Bryan Nesbitt made his name as the stylist of a tall, retro-looking, compact cross/utility vehicle. As a 27-year old graduate from the Pasadena, CA, illustrious Art Center College of Design, he styled the PT Cruiser during his 7-year stint at Chrysler Corp.
In his words, the PT was, “a celebration of lots of cars from the late '30s and early '40s. It used creative aesthetics to give a high emotional appeal that went beyond customer expectations, at the same price as the more rational competition.”
The company and the continent may have changed, but today Nesbitt's basic design philosophy — to use confident, “archetype” design to make consumers feel good about their purchases — drives his new job as head of General Motors Corp. design in Europe.
In his new position, Nesbitt oversees styling for the Vauxhall, Opel and Saab (increasingly being integrated into GM's Russelsheim, Germany, research and development operations) brands, as well as GM Europe's advanced studio.
Nesbitt was plucked from Chrysler by GM's former design chief Wayne Cherry in 2001, shortly after the Daimler-Benz AG takeover — “a different time, a different atmosphere” — and before the arrival of Bob Lutz, vice-chairman-product development, to GM. He quickly went from being chief designer at Chevrolet to head of design for all GM North America's unibody models — in other words every GM car and cross/utility from five brands.
If heading the design teams for Chevrolet (including Corvette), Cadillac, Buick, Saturn and Pontiac is the biggest design job at GM (apart from the vice president position currently held by Ed Welburn), why come to Europe?
Nesbitt, now 35, takes the long-career view. He recognizes his need for international experience, if he eventually is to be a credible candidate for GM's top design job.
Nesbitt replaced Martin Smith who, having turned down a straight job swap with the American, preferred to remain in Europe.

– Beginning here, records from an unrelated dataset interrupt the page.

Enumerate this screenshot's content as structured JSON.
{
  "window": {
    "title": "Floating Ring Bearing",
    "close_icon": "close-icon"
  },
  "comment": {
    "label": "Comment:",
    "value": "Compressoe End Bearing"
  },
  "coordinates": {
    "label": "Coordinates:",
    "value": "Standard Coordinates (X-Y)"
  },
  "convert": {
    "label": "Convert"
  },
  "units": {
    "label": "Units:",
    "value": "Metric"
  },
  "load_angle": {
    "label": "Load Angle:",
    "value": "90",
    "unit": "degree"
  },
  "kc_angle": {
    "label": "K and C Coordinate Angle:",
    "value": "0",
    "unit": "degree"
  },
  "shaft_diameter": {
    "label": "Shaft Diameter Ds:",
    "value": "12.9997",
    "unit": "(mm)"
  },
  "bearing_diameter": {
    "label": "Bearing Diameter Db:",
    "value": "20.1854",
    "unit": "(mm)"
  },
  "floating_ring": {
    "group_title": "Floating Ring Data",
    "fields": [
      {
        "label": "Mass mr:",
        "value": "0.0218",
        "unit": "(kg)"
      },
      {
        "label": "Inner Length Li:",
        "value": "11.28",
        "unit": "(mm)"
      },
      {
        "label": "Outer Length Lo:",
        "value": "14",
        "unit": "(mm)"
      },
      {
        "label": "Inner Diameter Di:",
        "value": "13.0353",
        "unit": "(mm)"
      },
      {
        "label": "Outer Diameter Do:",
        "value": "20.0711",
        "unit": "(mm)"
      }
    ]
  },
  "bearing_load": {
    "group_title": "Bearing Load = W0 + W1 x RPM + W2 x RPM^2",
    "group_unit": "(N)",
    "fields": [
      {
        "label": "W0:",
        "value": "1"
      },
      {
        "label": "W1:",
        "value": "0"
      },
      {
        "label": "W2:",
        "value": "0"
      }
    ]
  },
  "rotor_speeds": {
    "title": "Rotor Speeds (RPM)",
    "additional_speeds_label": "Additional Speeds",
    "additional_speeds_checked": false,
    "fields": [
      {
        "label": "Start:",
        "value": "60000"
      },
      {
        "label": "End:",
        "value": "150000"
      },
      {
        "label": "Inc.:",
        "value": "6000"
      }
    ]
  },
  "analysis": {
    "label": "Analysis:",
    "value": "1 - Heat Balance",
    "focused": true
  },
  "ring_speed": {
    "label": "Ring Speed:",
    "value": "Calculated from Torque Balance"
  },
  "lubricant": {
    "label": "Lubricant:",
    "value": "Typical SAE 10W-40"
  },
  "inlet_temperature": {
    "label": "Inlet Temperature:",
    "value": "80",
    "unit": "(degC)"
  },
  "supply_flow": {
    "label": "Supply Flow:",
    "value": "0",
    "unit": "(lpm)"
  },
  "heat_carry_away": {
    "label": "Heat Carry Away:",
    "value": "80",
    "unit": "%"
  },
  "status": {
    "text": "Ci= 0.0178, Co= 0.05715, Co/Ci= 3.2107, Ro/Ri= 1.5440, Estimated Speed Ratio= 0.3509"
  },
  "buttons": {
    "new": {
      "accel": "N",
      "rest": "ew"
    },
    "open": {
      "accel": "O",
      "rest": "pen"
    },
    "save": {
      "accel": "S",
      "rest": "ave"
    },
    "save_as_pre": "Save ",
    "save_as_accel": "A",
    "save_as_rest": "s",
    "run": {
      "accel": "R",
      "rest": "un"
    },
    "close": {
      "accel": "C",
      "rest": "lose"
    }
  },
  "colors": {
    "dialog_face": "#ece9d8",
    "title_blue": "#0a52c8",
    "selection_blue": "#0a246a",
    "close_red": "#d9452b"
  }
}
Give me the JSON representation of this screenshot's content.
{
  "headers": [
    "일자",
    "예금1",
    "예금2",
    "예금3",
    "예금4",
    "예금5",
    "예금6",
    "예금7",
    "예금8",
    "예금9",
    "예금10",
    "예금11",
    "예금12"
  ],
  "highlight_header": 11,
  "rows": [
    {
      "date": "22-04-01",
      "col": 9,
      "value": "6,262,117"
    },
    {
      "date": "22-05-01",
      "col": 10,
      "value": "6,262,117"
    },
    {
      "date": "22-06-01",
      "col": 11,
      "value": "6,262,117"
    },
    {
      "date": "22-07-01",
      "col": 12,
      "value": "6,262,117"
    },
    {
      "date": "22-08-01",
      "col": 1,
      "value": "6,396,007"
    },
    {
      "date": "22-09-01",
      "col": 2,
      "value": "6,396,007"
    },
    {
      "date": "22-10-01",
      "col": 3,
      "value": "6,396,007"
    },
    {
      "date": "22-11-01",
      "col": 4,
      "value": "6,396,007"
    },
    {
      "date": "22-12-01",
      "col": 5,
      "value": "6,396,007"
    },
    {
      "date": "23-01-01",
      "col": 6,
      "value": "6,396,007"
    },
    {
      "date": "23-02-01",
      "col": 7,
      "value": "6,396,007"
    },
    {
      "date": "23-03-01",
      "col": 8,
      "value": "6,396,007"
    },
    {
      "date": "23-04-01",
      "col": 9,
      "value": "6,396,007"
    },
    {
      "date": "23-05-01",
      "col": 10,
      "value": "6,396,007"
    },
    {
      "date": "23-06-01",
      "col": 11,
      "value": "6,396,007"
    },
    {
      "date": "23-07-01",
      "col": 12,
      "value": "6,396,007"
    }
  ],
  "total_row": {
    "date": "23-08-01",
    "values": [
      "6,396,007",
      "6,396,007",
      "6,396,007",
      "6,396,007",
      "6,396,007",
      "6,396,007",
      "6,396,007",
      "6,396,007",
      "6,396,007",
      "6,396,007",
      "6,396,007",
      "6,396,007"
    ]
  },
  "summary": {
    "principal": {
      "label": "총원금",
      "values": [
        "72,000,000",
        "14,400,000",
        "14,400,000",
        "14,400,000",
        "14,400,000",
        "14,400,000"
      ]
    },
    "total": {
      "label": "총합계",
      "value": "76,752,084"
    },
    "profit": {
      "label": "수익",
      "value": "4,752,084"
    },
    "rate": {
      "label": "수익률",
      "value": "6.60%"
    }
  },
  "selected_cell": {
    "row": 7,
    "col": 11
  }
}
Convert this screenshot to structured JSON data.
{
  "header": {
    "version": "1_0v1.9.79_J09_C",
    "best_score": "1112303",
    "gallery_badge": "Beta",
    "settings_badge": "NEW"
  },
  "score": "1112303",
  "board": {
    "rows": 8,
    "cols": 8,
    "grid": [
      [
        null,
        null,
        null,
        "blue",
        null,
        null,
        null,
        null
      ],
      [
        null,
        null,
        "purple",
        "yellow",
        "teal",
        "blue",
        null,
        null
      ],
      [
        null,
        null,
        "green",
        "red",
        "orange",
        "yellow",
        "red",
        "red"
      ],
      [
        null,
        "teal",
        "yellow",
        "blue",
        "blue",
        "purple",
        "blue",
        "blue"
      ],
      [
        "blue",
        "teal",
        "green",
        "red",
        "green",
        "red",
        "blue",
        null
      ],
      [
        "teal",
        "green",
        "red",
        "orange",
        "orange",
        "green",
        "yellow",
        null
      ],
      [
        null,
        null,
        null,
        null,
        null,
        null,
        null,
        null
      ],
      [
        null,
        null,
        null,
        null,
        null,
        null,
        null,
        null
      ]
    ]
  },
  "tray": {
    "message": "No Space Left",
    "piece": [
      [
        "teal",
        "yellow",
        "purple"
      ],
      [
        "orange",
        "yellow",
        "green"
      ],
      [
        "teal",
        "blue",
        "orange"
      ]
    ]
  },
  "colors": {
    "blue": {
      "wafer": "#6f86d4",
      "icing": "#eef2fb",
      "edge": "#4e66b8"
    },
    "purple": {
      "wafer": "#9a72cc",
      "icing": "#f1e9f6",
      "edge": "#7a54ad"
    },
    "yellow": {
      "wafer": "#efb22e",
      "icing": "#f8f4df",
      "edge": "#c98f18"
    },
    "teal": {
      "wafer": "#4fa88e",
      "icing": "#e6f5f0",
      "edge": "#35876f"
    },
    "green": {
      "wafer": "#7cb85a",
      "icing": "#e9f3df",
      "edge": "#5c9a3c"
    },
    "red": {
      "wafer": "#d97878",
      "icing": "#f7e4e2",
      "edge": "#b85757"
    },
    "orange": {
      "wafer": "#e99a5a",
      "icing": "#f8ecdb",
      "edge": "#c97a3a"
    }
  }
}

In a move that shocked (and disappointed) GM management, Smith jumped ship to Ford Motor Co.
Under Smith's motivating leadership, measured risk-taking became the design norm. The Britain-born Smith unlocked the design talent, introduced new processes to improve perceived quality and pushed manufacturing to meet design's objectives. The new Opel Astra emerged as the class styling leader. Insiders say the next-generation Opel Corsa is just as bold.
Nesbitt arrived in March shortly after initial design work began with Suzuki Motor Corp. on the Opel Agila replacement. Given the lengthy lead times, the first production model to reflect Nesbitt's input is the next Vectra, due in late-2007.
Nesbitt, appreciating the need for consistency now that Vauxhall/Opel has found an attractive look, wants to continue Smith's direction in developing the brands through innovative design.
“Playing safe can be just as dangerous as taking huge risks,” he says, in an unspoken if clear reference to the evolutionary styling of the current Corsa and even the Vectra. “The Astra validates what Vauxhall has achieved.”
He concedes there is much to be done at Saab Automobile.
“To keep Saab relevant, the brand needs to be the alternative choice, not following the herd,” he says. “A value alternative to the safe, monotonous (meaning German) premium brands.”
“He's more than a hot pencil,” Lutz says of his young colleague. “Bryan works well with the engineers, can do great designs on a reasonable budget and is a brilliant communicator, both inside the company and with the press.”
Nesbitt says his contract to work in Germany is open-ended. How he does in the tough European market, where GM continues to lose money, will to a large extent decide his future role with GM design.